Question

given: point b is equidistant from points a and c. prove: b is on the perpendicular bisector of ac. 1. ab ≅ bc 1. given 2. draw median bx, ax ≅ xc 2. definition of a median 3. bx ≅ bx 3. 4. △abx ≅ △cbx 4. 5. 5. corresponding parts of congruent triangles are congruent

Explanation:

Step1: Justify $\overline{BX}\cong\overline{BX}$

By the reflexive property of congruence, any segment is congruent to itself.

Step2: Justify $\triangle ABX\cong\triangle CBX$

We know $\overline{AB}\cong\overline{BC}$ (given), $\overline{AX}\cong\overline{XC}$ (by definition of median) and $\overline{BX}\cong\overline{BX}$ (reflexive property). So by SSS congruence postulate, $\triangle ABX\cong\triangle CBX$.

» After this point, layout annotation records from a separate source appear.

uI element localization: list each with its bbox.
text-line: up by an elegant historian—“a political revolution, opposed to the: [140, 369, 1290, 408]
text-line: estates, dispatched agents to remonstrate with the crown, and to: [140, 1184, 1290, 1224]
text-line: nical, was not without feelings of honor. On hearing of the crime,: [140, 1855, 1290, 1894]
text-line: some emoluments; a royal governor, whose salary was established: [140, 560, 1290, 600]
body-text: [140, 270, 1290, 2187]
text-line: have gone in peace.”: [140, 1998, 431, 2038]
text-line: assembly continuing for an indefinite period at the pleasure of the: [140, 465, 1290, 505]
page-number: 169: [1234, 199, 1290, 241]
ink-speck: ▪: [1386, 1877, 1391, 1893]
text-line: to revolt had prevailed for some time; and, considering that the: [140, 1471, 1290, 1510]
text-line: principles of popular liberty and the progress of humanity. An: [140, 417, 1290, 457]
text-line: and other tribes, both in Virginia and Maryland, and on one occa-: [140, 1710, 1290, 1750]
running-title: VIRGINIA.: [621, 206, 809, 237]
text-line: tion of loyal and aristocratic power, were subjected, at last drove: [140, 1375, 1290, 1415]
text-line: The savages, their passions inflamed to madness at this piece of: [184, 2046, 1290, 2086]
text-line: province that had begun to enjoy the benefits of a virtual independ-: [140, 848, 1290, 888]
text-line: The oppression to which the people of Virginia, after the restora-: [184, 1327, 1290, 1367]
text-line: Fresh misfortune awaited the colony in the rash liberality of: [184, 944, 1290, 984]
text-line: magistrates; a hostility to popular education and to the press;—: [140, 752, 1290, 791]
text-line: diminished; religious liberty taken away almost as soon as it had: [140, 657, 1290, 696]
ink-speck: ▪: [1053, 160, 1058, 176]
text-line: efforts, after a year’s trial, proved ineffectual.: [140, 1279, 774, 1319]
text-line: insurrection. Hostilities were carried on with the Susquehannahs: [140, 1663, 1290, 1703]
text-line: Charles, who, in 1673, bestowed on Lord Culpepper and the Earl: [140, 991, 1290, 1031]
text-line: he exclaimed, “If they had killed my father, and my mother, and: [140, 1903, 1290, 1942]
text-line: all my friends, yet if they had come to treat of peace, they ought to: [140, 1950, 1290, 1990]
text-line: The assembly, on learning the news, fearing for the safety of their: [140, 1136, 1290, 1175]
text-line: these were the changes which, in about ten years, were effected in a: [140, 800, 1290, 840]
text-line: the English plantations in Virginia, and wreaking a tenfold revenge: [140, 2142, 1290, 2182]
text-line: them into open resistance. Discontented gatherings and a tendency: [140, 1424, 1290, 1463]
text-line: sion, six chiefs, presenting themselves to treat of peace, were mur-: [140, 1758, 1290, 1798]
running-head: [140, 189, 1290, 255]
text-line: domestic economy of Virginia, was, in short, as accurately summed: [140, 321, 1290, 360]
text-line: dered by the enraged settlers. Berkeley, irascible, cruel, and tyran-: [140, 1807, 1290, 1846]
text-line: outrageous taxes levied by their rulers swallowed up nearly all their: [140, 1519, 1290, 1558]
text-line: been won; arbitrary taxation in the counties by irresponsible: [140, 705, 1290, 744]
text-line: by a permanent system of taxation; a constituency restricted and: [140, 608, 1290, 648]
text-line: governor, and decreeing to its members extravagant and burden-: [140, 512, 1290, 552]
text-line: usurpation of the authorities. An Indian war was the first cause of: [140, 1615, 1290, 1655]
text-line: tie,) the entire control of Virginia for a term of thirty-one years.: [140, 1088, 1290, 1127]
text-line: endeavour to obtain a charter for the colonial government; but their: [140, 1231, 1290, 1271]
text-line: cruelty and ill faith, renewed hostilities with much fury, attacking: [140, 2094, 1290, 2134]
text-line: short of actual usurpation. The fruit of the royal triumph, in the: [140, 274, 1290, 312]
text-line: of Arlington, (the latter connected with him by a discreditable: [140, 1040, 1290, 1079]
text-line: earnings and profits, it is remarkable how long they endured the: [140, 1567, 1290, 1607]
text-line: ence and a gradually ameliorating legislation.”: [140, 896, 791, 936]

Step3: Prove $\overline{BX}$ is the perpendicular bisector of $\overline{AC}$

Since $\triangle ABX\cong\triangle CBX$, by corresponding parts of congruent triangles are congruent, $\angle BXA\cong\angle BXC$. Also, $\angle BXA+\angle BXC = 180^{\circ}$ (linear - pair of angles). So $\angle BXA=\angle BXC = 90^{\circ}$, which means $\overline{BX}\perp\overline{AC}$. And we already know $\overline{AX}\cong\overline{XC}$ from the definition of the median. So $\overline{BX}$ is the perpendicular bisector of $\overline{AC}$, and point $B$ lies on it.

Answer:

1. Reflexive Property of Congruence; 4. SSS (Side - Side - Side) Congruence Postulate; 5. $\angle BXA\cong\angle BXC$, $\overline{BX}\perp\overline{AC}$ and $\overline{AX}\cong\overline{XC}$ so $\overline{BX}$ is the perpendicular bisector of $\overline{AC}$